Mitochondrial toxicity related to maternal combined antiretroviral treatment (cART) may have an impact on the heart of HIV-exposed uninfected (HEU) fetuses. Our objective was to evaluate fetal cardiovascular and mitochondrial biomarkers in HIV pregnancies.
Prospective cohort including 47 HIV-infected and 47 non HIV-infected pregnancies. Fetal echocardiography was performed at 26–32 weeks of pregnancy. Umbilical cord blood and placental tissue were collected to study mitochondrial DNA content (mtDNA) (ratio 12SrRNA/RNAseP) and mitochondrial function (cytochrome c oxidase, COX, enzymatic activity) normalized by mitochondrial content (citrate synthase, CS).
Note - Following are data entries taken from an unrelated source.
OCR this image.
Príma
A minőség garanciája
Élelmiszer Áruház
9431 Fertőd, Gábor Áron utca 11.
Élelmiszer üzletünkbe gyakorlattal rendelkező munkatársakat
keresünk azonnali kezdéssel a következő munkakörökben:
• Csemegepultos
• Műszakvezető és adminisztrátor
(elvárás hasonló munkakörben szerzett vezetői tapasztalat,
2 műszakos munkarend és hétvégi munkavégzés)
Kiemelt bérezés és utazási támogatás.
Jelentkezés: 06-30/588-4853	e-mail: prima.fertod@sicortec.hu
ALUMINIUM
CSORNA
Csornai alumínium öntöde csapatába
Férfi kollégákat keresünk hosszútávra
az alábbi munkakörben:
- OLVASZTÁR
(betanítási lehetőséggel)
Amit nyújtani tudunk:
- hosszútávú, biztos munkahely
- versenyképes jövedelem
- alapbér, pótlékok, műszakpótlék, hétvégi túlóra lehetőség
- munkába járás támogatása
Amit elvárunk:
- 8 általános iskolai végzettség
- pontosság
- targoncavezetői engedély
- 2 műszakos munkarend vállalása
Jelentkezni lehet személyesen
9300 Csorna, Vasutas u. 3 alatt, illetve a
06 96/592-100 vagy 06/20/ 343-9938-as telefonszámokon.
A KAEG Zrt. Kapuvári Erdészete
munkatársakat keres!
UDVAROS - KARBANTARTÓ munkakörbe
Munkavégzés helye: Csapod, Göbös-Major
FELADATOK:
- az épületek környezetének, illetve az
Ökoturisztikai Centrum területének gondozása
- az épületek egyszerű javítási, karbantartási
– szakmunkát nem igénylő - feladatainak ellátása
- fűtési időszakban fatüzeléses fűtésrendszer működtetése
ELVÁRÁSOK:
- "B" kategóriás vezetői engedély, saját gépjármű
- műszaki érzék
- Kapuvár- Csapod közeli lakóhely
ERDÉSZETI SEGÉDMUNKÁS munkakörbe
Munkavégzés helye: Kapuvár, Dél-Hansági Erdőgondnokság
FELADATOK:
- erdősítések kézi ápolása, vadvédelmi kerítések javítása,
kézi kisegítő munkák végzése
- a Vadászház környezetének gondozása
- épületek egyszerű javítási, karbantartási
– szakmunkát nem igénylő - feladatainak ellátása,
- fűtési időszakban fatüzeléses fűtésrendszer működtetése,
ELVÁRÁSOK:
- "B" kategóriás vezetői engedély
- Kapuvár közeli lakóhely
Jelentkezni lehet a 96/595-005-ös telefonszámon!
HEU fetuses showed hypertrophic hearts (left myocardial wall thickness: HIV mean 3.21 mm (SD 0.81) vs. non-HIV 2.72 (0.42), p = 0.012), with signs of systolic and diastolic dysfunction (isovolumic relaxation time: HIV 52.2 ms (8.85) vs. non-HIV 42.5 ms (7.30); p<0.001). Cord blood mitochondrial content was significantly increased in HIV-exposed fetuses (CS activity: HIV 82.9 nmol/min.mg of protein (SD 40.5) vs. non-HIV 56.7 nmol/min.mg of protein (28.4); p = 0.007), with no differences in mtDNA content and COX activity. Both myocardial and mitochondrial mass parameters were significantly associated with zidovudine exposure. HEU fetuses showed signs of increased myocardial and mitochondrial mass associated with maternal zidovudine treatment, suggesting a fetal adaptive response to cART toxicity.
Perinatal transmission of Human Immunodeficiency Virus (HIV) is mainly prevented by combined antiretroviral treatment (cART) during pregnancy . In 2016, about 76% [60–88%] of pregnant women living with HIV worldwide had access to cART [1–4]. As a result, the number of HIV-exposed uninfected (HEU) children has been on the rise, with health conditions presented, even if mild, having a potentially noteworthy public health impact . Indeed, it is well known that an adverse prenatal environment during the critical period of in utero fetal development might have long lasting consequences on health .
In the present study, we found signs of increased fetal myocardial mass and mitochondrial content most likely enabling a preserved cardiac ejection fraction and mitochondrial function in HEU fetuses exposed to maternal cART. Both cardiovascular and mitochondrial mass-related parameters were significantly associated with zidovudine exposure.